Mas é no final do século XI, após um longo período durante a Idade Média – em que o saber ocidental permanecera intocado e “guardado” nos mosteiros católicos – que o surgimento de universidades na Europa começa a estender a possibilidade de acesso ao conhecimento clássico (grego e romano), bem como ao ainda incipiente conhecimento científico, para além dos membros do clero. Começava-se o processo de universalização do saber. E assim, na cidade italiana de Bolonha, no ano de 1088, funda-se a primeira universidade europeia, destinada inicialmente aos estudos de teologia, filosofia e direito canônico. A partir daí, as universidades multiplicaram-se pela Europa e pelo mundo: Paris, Oxford, Cambridge, Salamanca...; e, em 1290, seria então criada a Universidade de Coimbra, a primeira de Portugal. Alguns séculos depois foi a vez de Alegre, que em 1977 passa a abrigar o então Centro Agropecuário da Universidade Federal do Espírito Santo – CAUFES (hoje, Centro de Ciências Agrárias da UFES).

Muitas experiências podem ser vivenciadas em uma cidade universitária. Aqui em Coimbra, vivencio esse processo que, apesar de doloroso, traz-me um crescimento pessoal e acadêmico que percebo aumentar com passar dos dias e meses. Mas uma experiência em especial é comum a todos os estudantes que se dirigem a uma cidade universitária: a experiência da saudade. Vivê-la aqui em Coimbra é ainda mais peculiar.

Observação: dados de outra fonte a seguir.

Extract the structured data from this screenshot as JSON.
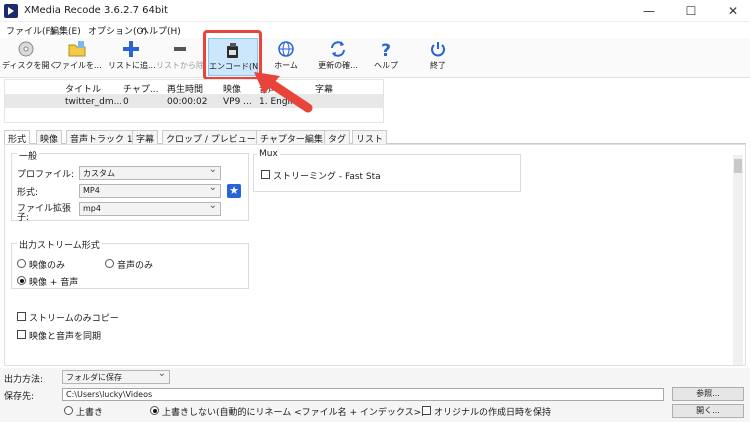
{
  "window": {
    "title": "XMedia Recode 3.6.2.7 64bit",
    "minimize": "—",
    "maximize": "☐",
    "close": "✕"
  },
  "menu": [
    "ファイル(F)",
    "編集(E)",
    "オプション(O)",
    "ヘルプ(H)"
  ],
  "toolbar": {
    "open_disc": "ディスクを開く",
    "open_file": "ファイルを...",
    "add_list": "リストに追...",
    "remove_list": "リストから除",
    "encode": "エンコード(N)",
    "home": "ホーム",
    "update": "更新の確...",
    "help": "ヘルプ",
    "exit": "終了"
  },
  "grid": {
    "headers": [
      "タイトル",
      "チャプ...",
      "再生時間",
      "映像",
      "音声",
      "字幕"
    ],
    "row": [
      "twitter_dm....",
      "0",
      "00:00:02",
      "VP9 ...",
      "1. Engli...",
      ""
    ]
  },
  "tabs": [
    "形式",
    "映像",
    "音声トラック 1",
    "字幕",
    "クロップ / プレビュー",
    "チャプター編集",
    "タグ",
    "リスト"
  ],
  "format_tab": {
    "general_label": "一般",
    "profile_label": "プロファイル:",
    "profile_value": "カスタム",
    "format_label": "形式:",
    "format_value": "MP4",
    "ext_label_1": "ファイル拡張",
    "ext_label_2": "子:",
    "ext_value": "mp4",
    "mux_label": "Mux",
    "streaming_label": "ストリーミング - Fast Sta",
    "output_stream_label": "出力ストリーム形式",
    "video_only": "映像のみ",
    "audio_only": "音声のみ",
    "video_audio": "映像 + 音声",
    "stream_copy": "ストリームのみコピー",
    "sync_av": "映像と音声を同期"
  },
  "bottom": {
    "output_method_label": "出力方法:",
    "output_method_value": "フォルダに保存",
    "save_to_label": "保存先:",
    "save_path": "C:\\Users\\lucky\\Videos",
    "browse": "参照...",
    "open": "開く...",
    "overwrite": "上書き",
    "no_overwrite": "上書きしない(自動的にリネーム <ファイル名 + インデックス>)",
    "keep_date": "オリジナルの作成日時を保持"
  },
  "colors": {
    "highlight": "#e8443a",
    "selected": "#cce6fb",
    "accent": "#2a62d8"
  }
}
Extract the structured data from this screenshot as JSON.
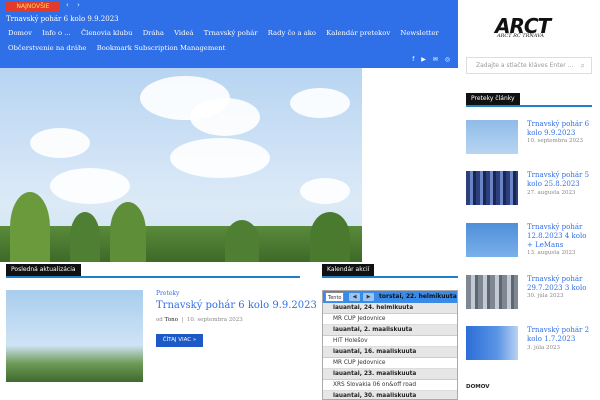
{
  "ticker": {
    "badge": "NAJNOVŠIE",
    "prev_icon": "‹",
    "next_icon": "›",
    "text": "Trnavský pohár 6 kolo 9.9.2023"
  },
  "nav": {
    "items": [
      "Domov",
      "Info o ...",
      "Členovia klubu",
      "Dráha",
      "Videá",
      "Trnavský pohár",
      "Rady čo a ako",
      "Kalendár pretekov",
      "Newsletter",
      "Občerstvenie na dráhe",
      "Bookmark Subscription Management"
    ]
  },
  "social": {
    "icons": [
      "f",
      "▶",
      "✉",
      "◎"
    ]
  },
  "sections": {
    "latest": "Posledná aktualizácia",
    "calendar": "Kalendár akcií"
  },
  "post": {
    "category": "Preteky",
    "title": "Trnavský pohár 6 kolo 9.9.2023",
    "by": "od",
    "author": "Tono",
    "separator": "|",
    "date": "10. septembra 2023",
    "read_more": "ČÍTAJ VIAC »"
  },
  "calendar": {
    "tab": "Tento&nbsp;",
    "tab_label": "Tento",
    "prev": "◀",
    "next": "▶",
    "current": "torstai, 22. helmikuuta",
    "days": [
      {
        "day": "lauantai, 24. helmikuuta",
        "event": "MR CUP Jedovnice"
      },
      {
        "day": "lauantai, 2. maaliskuuta",
        "event": "HIT Holešov"
      },
      {
        "day": "lauantai, 16. maaliskuuta",
        "event": "MR CUP Jedovnice"
      },
      {
        "day": "lauantai, 23. maaliskuuta",
        "event": "XRS Slovakia 06 on&off road"
      },
      {
        "day": "lauantai, 30. maaliskuuta",
        "event": ""
      }
    ]
  },
  "sidebar": {
    "logo": "ARCT",
    "logo_sub": "ARCT RC TRNAVA",
    "search_placeholder": "Zadajte a stlačte kláves Enter ...",
    "search_icon": "search-icon",
    "section": "Preteky články",
    "articles": [
      {
        "title": "Trnavský pohár 6 kolo 9.9.2023",
        "date": "10. septembra 2023"
      },
      {
        "title": "Trnavský pohár 5 kolo 25.8.2023",
        "date": "27. augusta 2023"
      },
      {
        "title": "Trnavský pohár 12.8.2023 4 kolo + LeMans",
        "date": "13. augusta 2023"
      },
      {
        "title": "Trnavský pohár 29.7.2023 3 kolo",
        "date": "30. júla 2023"
      },
      {
        "title": "Trnavský pohár 2 kolo 1.7.2023",
        "date": "3. júla 2023"
      }
    ],
    "footer": "DOMOV"
  }
}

Primeiro, porque, como falante da Língua Portuguesa, tenho o privilégio de poder expressar esse sentimento por meio de uma palavra que só existe nesse idioma. “Saudade” não tem tradução em outras línguas. Se eu quisesse explicar a um inglês o significado de “saudade” (o dicionário descreve-a como “lembrança grata de pessoa ausente ou de alguma coisa de que alguém se vê privado”), teria que recorrer a um verbo (to miss) e não a um substantivo, inexistente naquele idioma. Em Português, saudade tem existência. É sentida concretamente no peito de quem fica ou de quem parte. Os portugueses sentem-na desde quando começaram a lançar-se ao mar, deixando tudo para traz em busca de um mundo novo. Era preciso dar nome a isso que se sentia, que apertava no coração tanto dos que partiam como dos que ficavam. A glória das “Grandes Navegações” iniciadas no século XV deixou a marca da saudade no coração dos portugueses.

Segundo, porque Coimbra é uma cidade encantadora. Integrar-se à sua história e à sua cultura é uma tarefa inicialmente dolorosa, pois a saudade dos que ficaram ainda bate forte no peito. Mas com a vivência dos dias e meses, a cidade, com seus encantos, ruas e prédios cheios de história, torna-se o espaço de uma nova vida. Uma vida que se vive entre a saudade daqueles que estão distantes e a paixão que só faz aumentar por tudo que aqui se vê e se sente. Uma vida em que o autoconhecimento desvela os véus da ignorância de si mesmo, revelando e genuinidade escondida sob os rótulos e preconceitos cotidianos. Depois de tempo, não se sabe mais quem é o estrangeiro, se você ou se a cidade.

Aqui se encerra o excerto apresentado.